= Gümüshtekin =

Governor of Aleppo (died 1177)

Gümüshtekin, also known as Gumushtekin (died September 1177), was a eunuch who held high offices in the Zengids' empire. Nur ad-Din, atabeg of Aleppo, appointed him to be his lieutenant in Mosul in Iraq. After Nur ad-Din died in 1174, Gümüshtekin assumed the guardianship for Nur ad-Din's underage son, as-Salih Ismail al-Malik and took his ward from Damascus to Aleppo. He made an alliance with as-Salih's cousin Sayf al-Din Ghazi II of Mosul against Ibn al-Muqaddam who had taken control of Damascus. Ibn al-Muqaddam sought assistance from the Ayubbid ruler of Egypt, Saladin, and surrendered the city to him. As-Salih granted Harem in iqta' to him.

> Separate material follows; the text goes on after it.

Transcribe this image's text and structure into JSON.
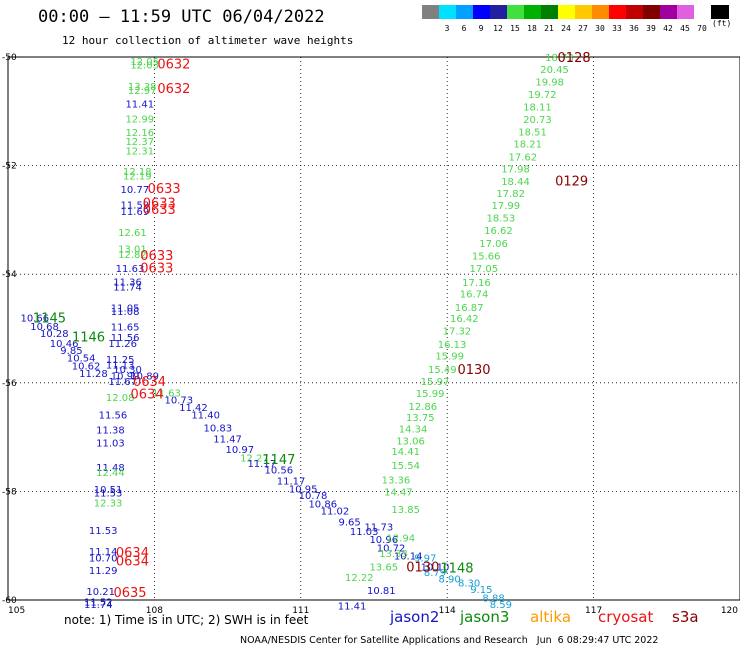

Gümüshtekin who was the governor of Aleppo and neighboring lands, had an agreement with Bohemond III of Antioch to release Raynald of Châtillon, along with Joscelin III of Courtenay and all other Christians prisoners in 1176. After Gümüshtekin had as-Salih's vizier assassinated in a play for influence over the boy, he was tortured and executed at the walls of Harem for his alleged negotiations with the Franks, or crusaders, in September 1177.